La faim revint, mais c'était une faim douloureuse, mêlée à la nausée du sucre ingurgité trop vite. Mon estomac se tordait. J'avais chaud. Puis j'avais froid. Je retirai la couette, suffoquant. L'air de la pièce semblait s'être raréfié. C'était comme être enterrée vivante. Je tendis la main vers le vide. Je ne voyais même pas mes propres doigts. Je n'existe plus. Si personne ne me voit, est-ce que j'existe encore ? Je suis devenue un objet. Un jouet rangé dans sa boîte.
— Je veux sortir... gémis-je. S'il vous plaît... je serai sage... Je parlais toute seule. Je suppliais le vide. — Je mangerai... je mangerai tout... juste un peu de lumière...
Le temps n'avait plus de sens. J'avais l'impression d'être là depuis des jours. Peut-être que le soleil s'était levé et couché plusieurs fois ? Peut-être qu'il m'avait oubliée ? Qu'il était parti et qu'il ne reviendrait jamais, me laissant mourir de soif dans cette chambre de luxe ?
Soudain, un bruit réel. Métallique. Net. Le déclic du verrou.
Je sursautai violemment, me redressant sur le lit, le cœur battant à rompre mes côtes. La porte s'ouvrit. La lumière du couloir se déversa dans la chambre comme une vague déferlante. Je poussai un cri de douleur, portant mes mains à mes yeux. La lumière me brûlait les rétines, agressive, aveuglante.
Kaiden : C'est l'heure du dîner, Maïra.
Sa voix. Grave. Calme. Je clignai des yeux, des larmes de douleur roulant sur mes joues, essayant de distinguer sa silhouette dans le halo lumineux. Il se tenait là, grand, puissant, tenant un nouveau plateau. À cet instant précis, je ne vis pas le monstre qui m'avait enlevée. Je vis celui qui avait chassé les ténèbres. Je vis celui qui apportait la lumière. Et pour la première fois, au lieu de la haine, je ressentis un immense, un terrifiant soulagement.

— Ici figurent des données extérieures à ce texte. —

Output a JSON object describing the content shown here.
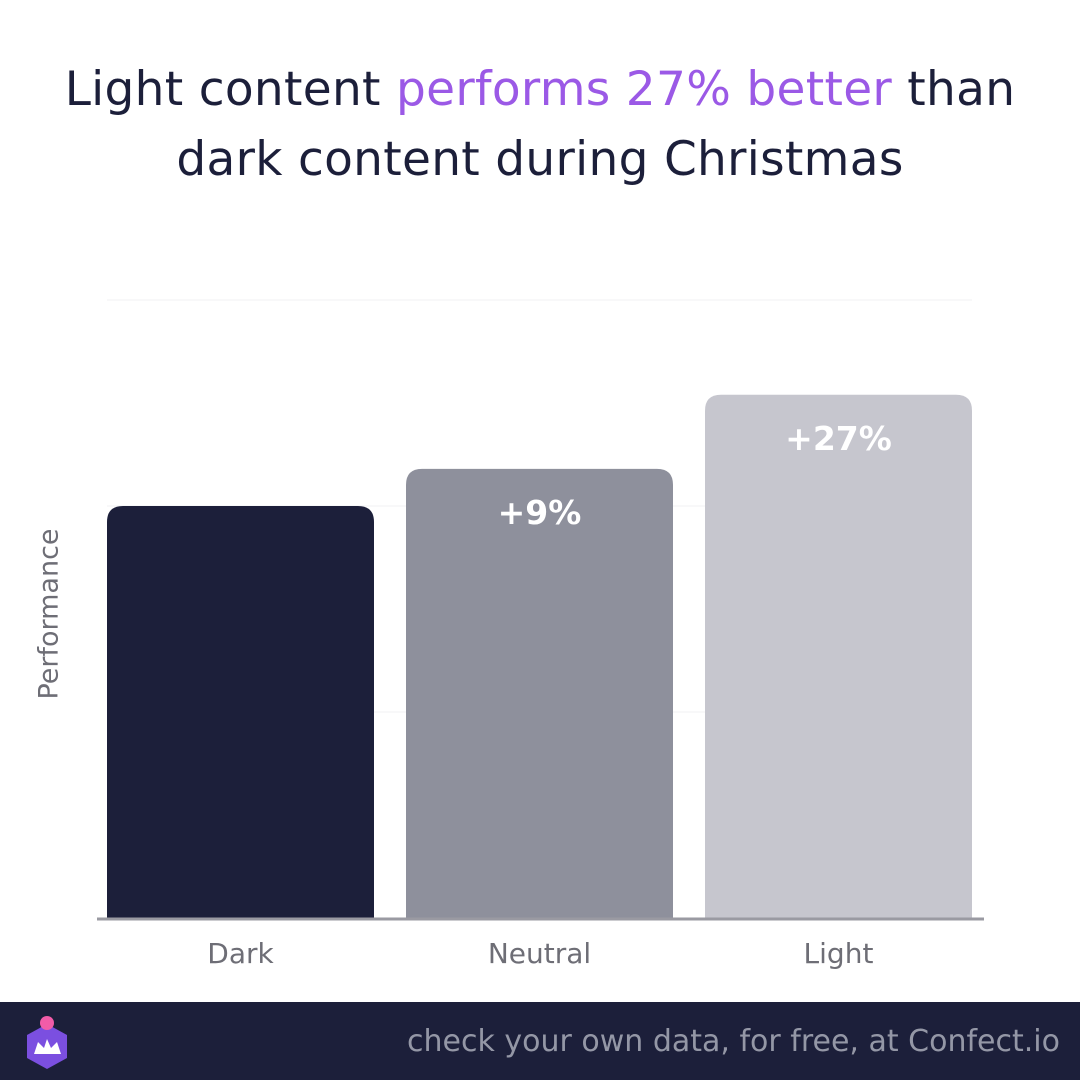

Il entra et posa le plateau sur la commode. Il me regarda, recroquevillée, ébouriffée, les yeux rouges. Il sourit. Un sourire de propriétaire satisfait. — Tu as eu le temps de réfléchir ?
Je hochai la tête frénétiquement, incapable de parler, trop heureuse de ne plus être seule avec mes fantômes. — Oui... coassai-je.
Il s'assit sur le bord du lit. Le matelas s'affaissa sous son poids. Il tendit la main et caressa mes cheveux. Je ne reculai pas. Je n'avais plus la force de reculer. — C'est bien. Tu apprends vite.
Il se pencha vers moi. — Ce soir, tu vas manger toute seule, comme une grande fille. Et si tu finis ton assiette, je laisserai la veilleuse de la salle de bain allumée pour la nuit. C'est un marché ?
La veilleuse. Une petite lumière. C'était tout ce que je voulais au monde. C'était plus précieux que de l'or. — Oui... dis-je en reniflant. Oui, c'est un marché.
Il me tendit une fourchette. Je la pris. Ma main tremblait, mais je la pris. Je commençais à manger, sous son regard approbateur. Je mangeais pour survivre. Je mangeais pour la lumière. Je ne savais pas encore que je mangeais aussi ma propre liberté, bouchée après bouchée.